In New Zealand, most businesses have found that they are not covered for COVID-19-related losses. However, there have been some exceptions, including in the event cancellation market. One specialist group of businesses obtained BI pay-outs because of the specific terms of their cover – broker Crombie Lockwood had arranged limited cover for childcare centres under a particular product up to a quarter of their declared annual turnover, subject to a cap (of $250,000).

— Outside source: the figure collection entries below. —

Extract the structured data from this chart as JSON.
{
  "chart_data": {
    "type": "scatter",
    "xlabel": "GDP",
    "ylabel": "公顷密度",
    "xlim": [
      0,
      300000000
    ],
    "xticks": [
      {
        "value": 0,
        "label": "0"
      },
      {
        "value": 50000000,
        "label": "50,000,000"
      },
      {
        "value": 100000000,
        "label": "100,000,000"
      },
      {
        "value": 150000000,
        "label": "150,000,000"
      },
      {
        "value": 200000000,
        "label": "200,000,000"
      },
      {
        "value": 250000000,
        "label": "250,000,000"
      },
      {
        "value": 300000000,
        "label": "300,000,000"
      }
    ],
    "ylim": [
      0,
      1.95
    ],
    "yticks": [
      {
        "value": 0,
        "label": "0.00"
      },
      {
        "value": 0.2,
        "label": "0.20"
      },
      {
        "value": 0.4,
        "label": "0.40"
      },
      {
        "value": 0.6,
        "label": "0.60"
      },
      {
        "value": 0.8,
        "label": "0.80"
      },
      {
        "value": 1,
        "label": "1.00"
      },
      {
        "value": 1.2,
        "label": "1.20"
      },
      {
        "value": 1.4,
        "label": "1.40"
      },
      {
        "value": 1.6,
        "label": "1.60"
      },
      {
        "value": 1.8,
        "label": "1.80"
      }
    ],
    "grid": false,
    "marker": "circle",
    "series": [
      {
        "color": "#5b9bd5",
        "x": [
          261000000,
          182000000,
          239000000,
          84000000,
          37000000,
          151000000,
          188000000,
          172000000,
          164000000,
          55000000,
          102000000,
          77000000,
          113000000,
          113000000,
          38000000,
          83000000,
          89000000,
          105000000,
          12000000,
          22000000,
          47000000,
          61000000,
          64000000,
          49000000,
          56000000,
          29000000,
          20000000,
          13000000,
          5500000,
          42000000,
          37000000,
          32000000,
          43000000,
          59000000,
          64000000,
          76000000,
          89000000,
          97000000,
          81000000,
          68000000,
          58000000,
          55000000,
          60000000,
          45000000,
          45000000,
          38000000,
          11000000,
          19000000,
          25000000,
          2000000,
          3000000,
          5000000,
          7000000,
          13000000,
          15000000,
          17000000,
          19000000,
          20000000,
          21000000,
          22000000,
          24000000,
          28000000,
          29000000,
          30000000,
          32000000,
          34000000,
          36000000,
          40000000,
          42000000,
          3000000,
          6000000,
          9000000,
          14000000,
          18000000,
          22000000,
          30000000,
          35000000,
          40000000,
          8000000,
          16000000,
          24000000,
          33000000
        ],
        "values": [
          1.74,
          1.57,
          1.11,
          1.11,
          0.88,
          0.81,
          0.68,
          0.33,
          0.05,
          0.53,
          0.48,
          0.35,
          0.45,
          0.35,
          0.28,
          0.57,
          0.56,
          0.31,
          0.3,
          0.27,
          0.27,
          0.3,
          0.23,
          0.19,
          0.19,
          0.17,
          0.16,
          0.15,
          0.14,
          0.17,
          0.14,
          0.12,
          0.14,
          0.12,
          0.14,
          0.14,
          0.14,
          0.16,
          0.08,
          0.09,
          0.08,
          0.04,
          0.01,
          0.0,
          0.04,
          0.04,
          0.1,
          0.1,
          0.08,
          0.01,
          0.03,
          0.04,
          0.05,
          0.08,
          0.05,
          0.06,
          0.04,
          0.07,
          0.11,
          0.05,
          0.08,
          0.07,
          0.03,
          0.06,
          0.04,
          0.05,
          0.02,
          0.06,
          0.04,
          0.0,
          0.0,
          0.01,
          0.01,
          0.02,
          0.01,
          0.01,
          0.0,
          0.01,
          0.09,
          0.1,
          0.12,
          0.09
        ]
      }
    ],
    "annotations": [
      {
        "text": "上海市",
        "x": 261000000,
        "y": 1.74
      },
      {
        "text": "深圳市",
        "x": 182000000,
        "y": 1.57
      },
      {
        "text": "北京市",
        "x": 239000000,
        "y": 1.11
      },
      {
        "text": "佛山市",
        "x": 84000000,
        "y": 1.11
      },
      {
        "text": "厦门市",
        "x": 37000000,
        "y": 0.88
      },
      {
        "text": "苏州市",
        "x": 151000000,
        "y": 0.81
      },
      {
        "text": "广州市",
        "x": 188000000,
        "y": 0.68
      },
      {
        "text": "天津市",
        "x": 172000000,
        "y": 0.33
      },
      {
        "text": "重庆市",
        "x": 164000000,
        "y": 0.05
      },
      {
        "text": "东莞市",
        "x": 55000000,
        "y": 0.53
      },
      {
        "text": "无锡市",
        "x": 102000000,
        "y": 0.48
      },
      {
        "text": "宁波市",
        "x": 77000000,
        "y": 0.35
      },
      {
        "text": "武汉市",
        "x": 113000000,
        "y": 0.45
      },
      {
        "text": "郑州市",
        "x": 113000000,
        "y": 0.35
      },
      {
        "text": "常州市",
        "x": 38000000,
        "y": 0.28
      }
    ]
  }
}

We understand that other insureds have also been able to claim under coverage extensions. However, in recognition of the unusual nature of these policy entitlements, many insurers are now applying a COVID-19 exclusion for future policies and renewals.
The Financial Markets Authority (FMA) has been active in communicating with insurance industry participants. Director of Banking and Insurance, Clare Bolingford, penned an open letter to industry bodies outlining expectations in tackling the unfolding situation. The FMA has encouraged a proactive stance in dealing with the COVID-19 crisis and specified courses of action that could be taken, including:
- publicising relief offers;
- providing resilience and vulnerability training for staff distributors to better support customers; and
- undergoing welfare checks on existing customers.
The FMA has stressed that insurers should clearly communicate any COVID-19 related exclusions in their policies.
Unlike the UK’s FCA, which made a public statement that most SME BI policies do not cover pandemics, the FMA has been silent on a blanket statement for now. We see this as a sensible approach as all policies turn on their particular terms.
The FMA has also allowed a two-month extension on the audit deadline for insurers and financial entities to assess the COVID-19 impact on their businesses. It may be that New Zealand businesses could follow those from other countries’ and litigate against insurers to challenge policy exclusions. The next few months will be ‘wait and see’ for the insurance industry, but regulators promise to actively monitor the sector.